Armani was quoted in Italian media last week as saying in Paris that Rome “has killed high fashion by showcasing people who didn’t merit it” and that the French capital offered more for designers.
Armani’s office had no comment, but many of the designers in Rome say that if one of Italy’s most famous fashion names was true to his Italian roots he would hold his shows in Rome rather than cast disparaging remarks about the people who do.
“An Italian in Paris should not be discrediting Italian work at a time of economic crisis for fashion and as the biggest catwalk shows get underway in Italy,” Stefano Dominella, chairman of the Gattinoni fashion house and former chairman of Rome’s fashion week, told Reuters.
“Armani should be more patriotic. His name is so strong, he should not make provocations of this kind.”
He suggested Armani restore big name power to Rome’s struggling fashion week by unveiling collections in the city, which has a long tradition of haute couture and launched designers like Valentino but lacks Paris’ glamour and buzz.
Gattinoni’s designer Guillermo Mariotto, who unveiled his spring collection in Rome on Sunday, told Reuters that as an Italian he was proud to show in Rome and would never move to Paris, adding that at any rate: “I see no future of couture in Armani.”

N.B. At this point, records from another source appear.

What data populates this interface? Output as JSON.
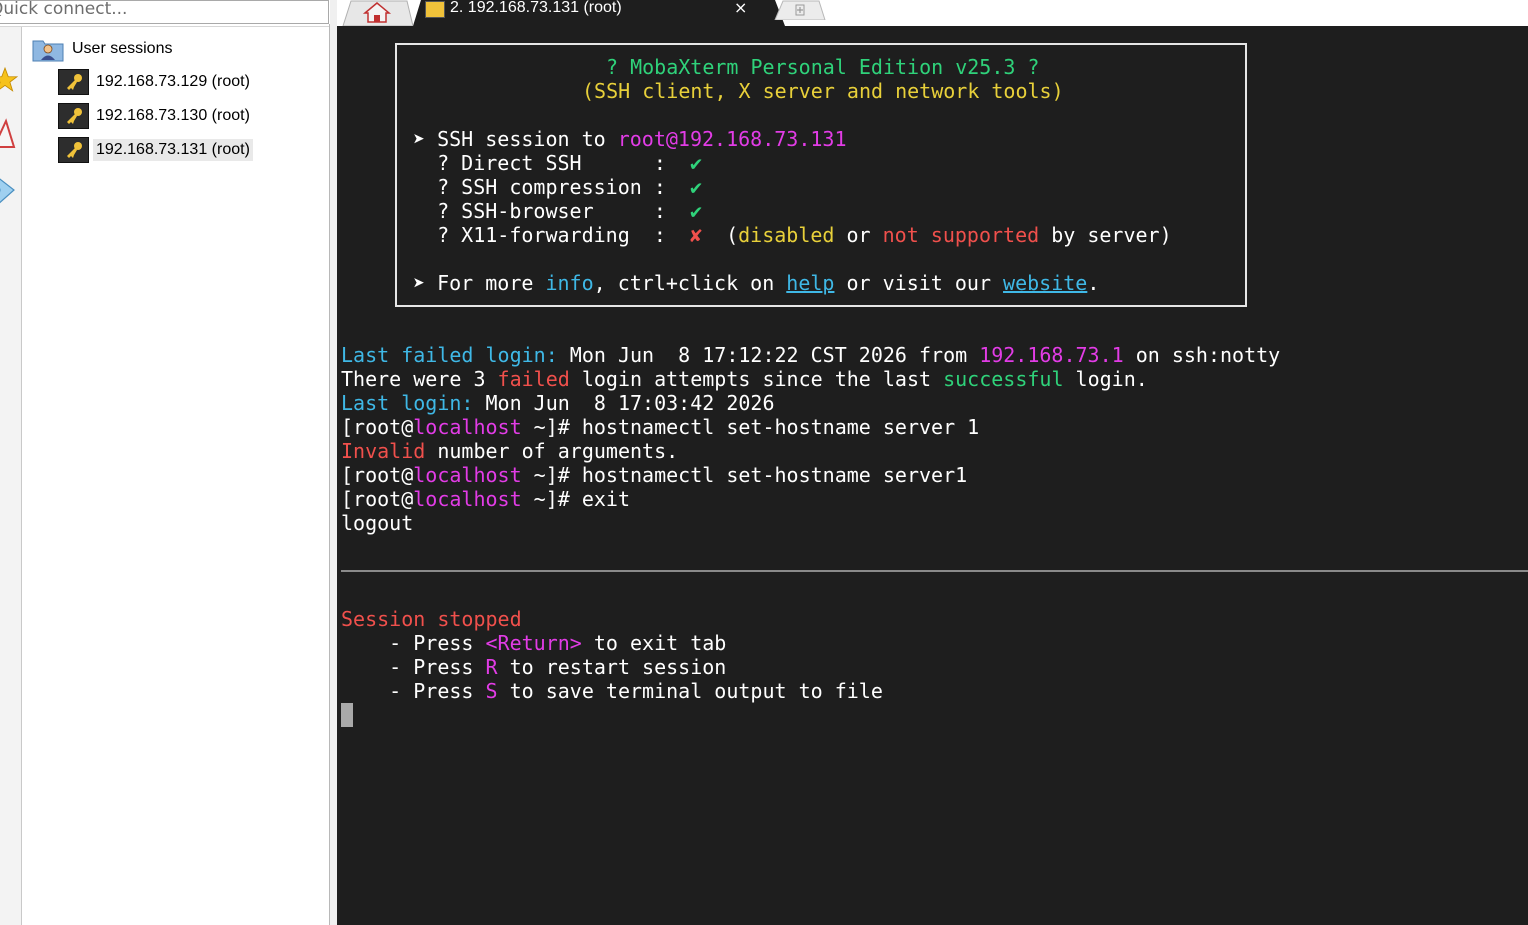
{
  "quick_connect": {
    "placeholder": "Quick connect..."
  },
  "sidebar": {
    "folder": {
      "label": "User sessions",
      "icon": "user-folder-icon"
    },
    "sessions": [
      {
        "label": "192.168.73.129 (root)",
        "icon": "key-icon"
      },
      {
        "label": "192.168.73.130 (root)",
        "icon": "key-icon"
      },
      {
        "label": "192.168.73.131 (root)",
        "icon": "key-icon"
      }
    ]
  },
  "tabs": {
    "home_icon": "home-icon",
    "active": {
      "title": "2. 192.168.73.131 (root)",
      "close": "×"
    },
    "new_tab_icon": "plus-icon"
  },
  "terminal": {
    "banner": {
      "title": "? MobaXterm Personal Edition v25.3 ?",
      "subtitle": "(SSH client, X server and network tools)",
      "session_prefix": "➤ SSH session to ",
      "session_target": "root@192.168.73.131",
      "features": [
        {
          "label": "  ? Direct SSH      :  ",
          "mark": "✔"
        },
        {
          "label": "  ? SSH compression :  ",
          "mark": "✔"
        },
        {
          "label": "  ? SSH-browser     :  ",
          "mark": "✔"
        },
        {
          "label": "  ? X11-forwarding  :  ",
          "mark": "✘"
        }
      ],
      "x11_note": {
        "open": "  (",
        "disabled": "disabled",
        "or": " or ",
        "not_supported": "not supported",
        "tail": " by server)"
      },
      "info_line": {
        "prefix": "➤ For more ",
        "info": "info",
        "mid": ", ctrl+click on ",
        "help": "help",
        "mid2": " or visit our ",
        "website": "website",
        "end": "."
      }
    },
    "last_failed": {
      "label": "Last failed login:",
      "date": " Mon Jun  8 17:12:22 CST 2026 from ",
      "ip": "192.168.73.1",
      "tail": " on ssh:notty"
    },
    "attempts": {
      "pre": "There were 3 ",
      "failed": "failed",
      "mid": " login attempts since the last ",
      "successful": "successful",
      "end": " login."
    },
    "last_login": {
      "label": "Last login:",
      "date": " Mon Jun  8 17:03:42 2026"
    },
    "prompt": {
      "open": "[root@",
      "host": "localhost",
      "close": " ~]# "
    },
    "commands": [
      "hostnamectl set-hostname server 1",
      "hostnamectl set-hostname server1",
      "exit"
    ],
    "error": {
      "word": "Invalid",
      "rest": " number of arguments."
    },
    "logout": "logout",
    "session_stopped": "Session stopped",
    "help_lines": [
      {
        "pre": "    - Press ",
        "key": "<Return>",
        "post": " to exit tab"
      },
      {
        "pre": "    - Press ",
        "key": "R",
        "post": " to restart session"
      },
      {
        "pre": "    - Press ",
        "key": "S",
        "post": " to save terminal output to file"
      }
    ]
  },
  "colors": {
    "terminal_bg": "#1e1e1e",
    "green": "#2fd27a",
    "cyan": "#3fb8e6",
    "magenta": "#e23ce6",
    "red": "#f0504c",
    "yellow": "#e8d03a"
  }
}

Neapolitan designer Fausto Sarli, a long-time fixture on the Rome haute couture scene, agreed that Armani’s comments did not help as the fashion world grapples with recession-hit sales.
“At times like this, there should be a joint effort to face the crisis,” said Carlo Alberto Terranova, Sarli’s spokesman and associate, adding that Armani ought to bring his collections to Rome to raise the city’s fashion profile.
“Also because when it comes to creativity, in Rome we’re not second to anyone. One cannot allow oneself to say Milan or Rome or Paris is better.”
Nicoletta Fiorucci, the new chairman of AltaRoma, the group that organizes Rome’s fashion weeks, said she saw Armani’s point and that under her watch the twice-a-year events would only include high-quality designers.
She has axed some designers from the agenda and tried to raise the event’s profile by pairing catwalk shows with exhibits and art, though critics complain it is chaotic at times and lacks the buzz that draws in top fashion buyers and celebrities.
“The tradition of haute couture is divided between Rome and Paris,” Fiorucci said. “I take (Armani’s words) as a provocation, not as the truth revealed.”